Lê-se, também, que em 2020, a Ecovias assinou um contrato com o MP-SP em que se comprometia a devolver R$ 650 milhões aos cofres estaduais, que teria embolsado ilicitamente ao longo de todos esses anos e contratos, que obteve por meio de licitações organizadas, controladas, fiscalizadas e homologadas pelo governo estadual. 

Ou seja, o que são essas propinas pagas supostamente a esses deputados perto do desvio que se investiga? Desvio este ocorrido em contratos do governo estadual ao longo de décadas. Todas essas décadas sob o controle do PSDB. Mas o jornal preferiu colocar todos os partidos no título.

Lê-se, ainda, que o delator disse que pagou essas propinas porque esses deputados estavam ameaçando emitir relatório final desfavorável à empresa em uma CPI da Assembleia Legislativa sobre contratos do Estado de concessões rodoviárias. 

O delator disse que não tinha feito nada de errado, mas preferiu pagar ao invés de chamar a polícia ou a imprensa e denunciar os deputados. Então, tá.

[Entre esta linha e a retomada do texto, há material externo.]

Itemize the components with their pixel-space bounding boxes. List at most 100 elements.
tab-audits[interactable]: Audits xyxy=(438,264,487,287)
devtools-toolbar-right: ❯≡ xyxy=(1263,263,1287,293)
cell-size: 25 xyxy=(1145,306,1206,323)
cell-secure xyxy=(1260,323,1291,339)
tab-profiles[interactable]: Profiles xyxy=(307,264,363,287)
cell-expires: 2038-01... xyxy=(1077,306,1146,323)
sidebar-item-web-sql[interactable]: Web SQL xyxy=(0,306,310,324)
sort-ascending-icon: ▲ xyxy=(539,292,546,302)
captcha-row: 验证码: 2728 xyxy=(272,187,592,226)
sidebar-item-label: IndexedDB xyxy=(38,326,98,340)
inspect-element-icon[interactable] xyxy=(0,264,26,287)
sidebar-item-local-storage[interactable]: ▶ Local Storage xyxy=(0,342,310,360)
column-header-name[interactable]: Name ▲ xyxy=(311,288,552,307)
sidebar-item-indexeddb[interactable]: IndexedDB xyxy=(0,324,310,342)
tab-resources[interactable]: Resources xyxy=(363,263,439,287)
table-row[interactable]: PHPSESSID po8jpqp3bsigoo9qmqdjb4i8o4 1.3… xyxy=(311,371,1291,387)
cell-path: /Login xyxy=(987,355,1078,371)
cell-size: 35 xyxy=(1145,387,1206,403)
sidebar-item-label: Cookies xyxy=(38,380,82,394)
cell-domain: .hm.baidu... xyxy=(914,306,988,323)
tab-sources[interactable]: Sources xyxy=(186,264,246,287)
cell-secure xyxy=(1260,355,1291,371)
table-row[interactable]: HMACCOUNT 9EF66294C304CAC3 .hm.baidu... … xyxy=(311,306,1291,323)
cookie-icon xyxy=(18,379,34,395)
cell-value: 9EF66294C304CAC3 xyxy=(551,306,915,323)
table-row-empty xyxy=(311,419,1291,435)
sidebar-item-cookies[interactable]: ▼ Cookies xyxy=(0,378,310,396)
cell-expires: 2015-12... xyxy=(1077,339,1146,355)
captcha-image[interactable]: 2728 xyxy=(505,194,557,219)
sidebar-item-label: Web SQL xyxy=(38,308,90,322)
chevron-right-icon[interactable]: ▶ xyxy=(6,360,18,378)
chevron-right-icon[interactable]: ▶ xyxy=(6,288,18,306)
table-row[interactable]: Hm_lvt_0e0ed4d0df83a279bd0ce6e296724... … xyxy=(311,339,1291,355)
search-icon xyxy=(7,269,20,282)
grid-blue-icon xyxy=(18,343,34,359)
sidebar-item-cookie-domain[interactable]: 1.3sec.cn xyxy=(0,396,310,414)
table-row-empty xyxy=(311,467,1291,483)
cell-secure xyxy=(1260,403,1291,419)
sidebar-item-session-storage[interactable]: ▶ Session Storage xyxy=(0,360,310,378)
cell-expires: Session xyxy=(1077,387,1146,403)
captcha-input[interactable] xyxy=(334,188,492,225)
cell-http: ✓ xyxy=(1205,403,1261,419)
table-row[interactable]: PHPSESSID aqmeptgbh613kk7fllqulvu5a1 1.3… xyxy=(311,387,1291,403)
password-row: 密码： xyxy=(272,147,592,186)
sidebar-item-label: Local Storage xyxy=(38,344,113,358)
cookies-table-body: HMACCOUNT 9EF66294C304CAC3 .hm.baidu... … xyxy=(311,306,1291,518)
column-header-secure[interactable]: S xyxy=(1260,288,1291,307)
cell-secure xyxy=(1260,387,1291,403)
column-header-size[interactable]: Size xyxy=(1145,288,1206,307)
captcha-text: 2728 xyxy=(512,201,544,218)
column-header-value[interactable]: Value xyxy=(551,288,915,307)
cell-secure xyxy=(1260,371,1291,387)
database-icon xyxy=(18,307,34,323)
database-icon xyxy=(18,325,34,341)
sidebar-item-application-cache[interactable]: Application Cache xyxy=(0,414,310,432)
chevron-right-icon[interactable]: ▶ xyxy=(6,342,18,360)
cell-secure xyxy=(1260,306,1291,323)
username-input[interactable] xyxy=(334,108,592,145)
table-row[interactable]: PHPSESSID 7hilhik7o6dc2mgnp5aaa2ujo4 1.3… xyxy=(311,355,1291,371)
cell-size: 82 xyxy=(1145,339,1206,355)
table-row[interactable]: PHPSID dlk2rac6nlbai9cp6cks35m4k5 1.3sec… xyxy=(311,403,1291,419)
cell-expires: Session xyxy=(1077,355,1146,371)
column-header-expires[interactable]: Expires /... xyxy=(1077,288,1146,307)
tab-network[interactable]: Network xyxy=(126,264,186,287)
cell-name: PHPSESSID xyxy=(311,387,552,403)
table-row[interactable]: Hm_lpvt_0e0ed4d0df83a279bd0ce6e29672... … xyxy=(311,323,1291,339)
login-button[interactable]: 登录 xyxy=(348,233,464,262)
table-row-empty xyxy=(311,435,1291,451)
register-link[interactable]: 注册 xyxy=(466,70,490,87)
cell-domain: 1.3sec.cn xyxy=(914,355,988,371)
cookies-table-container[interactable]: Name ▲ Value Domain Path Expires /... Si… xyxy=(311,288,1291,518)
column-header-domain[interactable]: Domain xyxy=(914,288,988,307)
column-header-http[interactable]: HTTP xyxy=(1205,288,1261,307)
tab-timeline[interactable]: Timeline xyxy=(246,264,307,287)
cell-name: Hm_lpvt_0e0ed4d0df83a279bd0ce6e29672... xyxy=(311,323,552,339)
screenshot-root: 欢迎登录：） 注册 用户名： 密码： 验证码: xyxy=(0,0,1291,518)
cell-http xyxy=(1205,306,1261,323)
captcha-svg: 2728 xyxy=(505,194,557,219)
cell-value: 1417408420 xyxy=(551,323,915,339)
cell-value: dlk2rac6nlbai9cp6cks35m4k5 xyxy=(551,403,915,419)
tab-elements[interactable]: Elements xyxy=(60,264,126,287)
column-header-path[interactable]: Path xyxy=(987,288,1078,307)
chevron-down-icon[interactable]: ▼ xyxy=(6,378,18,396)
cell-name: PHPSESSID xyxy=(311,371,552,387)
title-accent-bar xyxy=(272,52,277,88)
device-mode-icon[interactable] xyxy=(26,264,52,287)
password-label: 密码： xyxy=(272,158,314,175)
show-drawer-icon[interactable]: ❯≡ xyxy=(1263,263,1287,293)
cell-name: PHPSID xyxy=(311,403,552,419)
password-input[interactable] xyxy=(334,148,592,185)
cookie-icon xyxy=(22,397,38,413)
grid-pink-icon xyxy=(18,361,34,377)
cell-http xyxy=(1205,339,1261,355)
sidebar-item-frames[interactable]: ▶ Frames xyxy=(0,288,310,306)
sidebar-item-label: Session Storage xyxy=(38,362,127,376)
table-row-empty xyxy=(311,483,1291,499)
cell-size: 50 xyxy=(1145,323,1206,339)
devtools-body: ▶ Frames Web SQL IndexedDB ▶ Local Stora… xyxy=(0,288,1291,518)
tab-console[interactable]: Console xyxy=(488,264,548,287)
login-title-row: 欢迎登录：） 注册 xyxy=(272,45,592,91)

Dallagnol, Moro e Alvaro Dias
Dallagnol, Moro e Álvaro Dias

3 – A delação usada como prova

Finalmente, o pior erro, repetido tal e qual cometido ao longo da Operação Lava Jato. O jornal ainda não entendeu que delação premiada tem o valor de um jornal de ontem quando não é acompanhada de prova. 

Assim está na lei, que foi completamente ignorada por Deltan Dallagnol, Sergio Moro, Folha e imprensa em geral. E a Folha mantém o mesmo procedimento.

A palavra de um delator é obrigatoriamente a palavra de um criminoso confesso. Ele assina para obter vantagens no processo penal que responderá pelos crimes que confessa no exato mesmo documento em que sela a delação.

Ou seja, trata-se de um criminoso dizendo algo para se livrar em parte do peso da Justiça. Se o que ele fala não pode ser provado, qual a sua serventia e qual a sua credibilidade? Obviamente, nenhuma.

Delação não é testemunho. Delação não é prova testemunhal. Delação não é prova. Ela precisa trazer provas ou permitir que se chegue a provas. Sem isso, não tem valor. Assim está na lei.

O jornal publicar todas essas coisas que o delator disse sem trazer a informação sobre as provas que acompanham essas declarações mostra que ele ainda não entendeu este conceito. 

É a mesma coisa que publicar o que diz qualquer bandido. Qual a função jornalística de publicar declarações de um bandido que mancham reputações e não trazem um resquício de prova sobre o que afirmam?  

Não se sabe se o jornal comete esses erros assim repetidamente por incompetência ou dolo. O que, sim, se nota é que o leitor e a Justiça são os grandes prejudicados por eles.